Now, the master chef and owner of Virginia's renowned Thai Basil restaurant shares her secrets for creating Thai cuisine's most beloved dishes at home—using ingredients that can be found in most grocery stores.
In Nong's Thai Kitchen, Daks teams up with veteran food writer Alexandra Greeley to show readers how to prepare classic Thai recipes such as:
Chicken with Thai Basil
Shrimp Soup in Coconut Milk
Spicy Beef Salad with Mint Leaves
Roasted Duck Curry
Thai food is famous for its balance of sweet, sour, salty and hot flavors. This unique symphony of tastes and sensations is why Thai restaurants and cookbooks have entered the mainstream. What most people don't realize is that once elusive Thai ingredients such as fish sauce, lemongrass, coconut milk, cilantro, basil and shallots are now easily found, making it easy to prepare mouthwatering Thai dishes at home for far less money than they would cost in a restaurant. All the recipes in this essential Thai cookbook are healthy, easy to make and inexpensive, so step into Nong's Thai Kitchen and begin a culinary journey to the tropical heart of Asia!

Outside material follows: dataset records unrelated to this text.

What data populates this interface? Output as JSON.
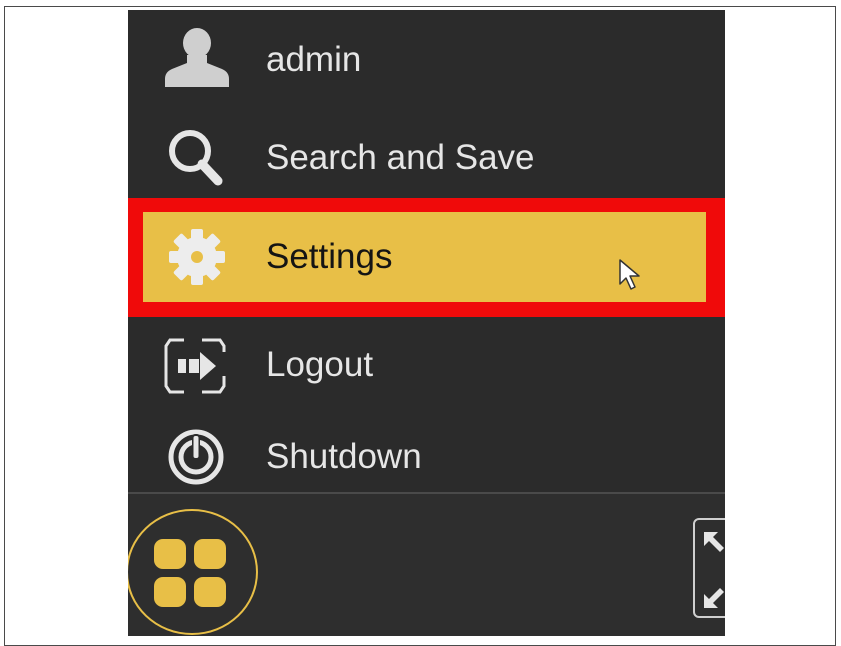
{
  "menu": {
    "items": [
      {
        "label": "admin",
        "icon": "user-icon"
      },
      {
        "label": "Search and Save",
        "icon": "search-icon"
      },
      {
        "label": "Settings",
        "icon": "gear-icon",
        "highlighted": true
      },
      {
        "label": "Logout",
        "icon": "logout-icon"
      },
      {
        "label": "Shutdown",
        "icon": "power-icon"
      }
    ]
  },
  "bottom_bar": {
    "grid_icon": "grid-icon",
    "expand_icon": "expand-icon"
  },
  "colors": {
    "panel_background": "#2b2b2b",
    "menu_text": "#e6e6e6",
    "highlight_fill": "#e8bf47",
    "highlight_outline": "#f00a0a",
    "accent": "#e8bf47"
  }
}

Nongkran Daks is the executive chef and owner of the Thai Basil restaurant in Chantilly, Virginia. A master chef and dedicated teacher, she makes her cuisine come alive in all its traditional glory. Daks has taught Thai, Vietnamese, and Chinese cooking in Bangkok, Beijing, Honolulu, Vientiane, Laos and Washington, DC.
Alexandra Greeley is a food writer, cookbook author, reporter, food critic, staff writer, and freelance writer and editor. She's a member of Les Dames d'Escoffier and is the co-founder of the Washington D.C. chapter of Slow Food USA.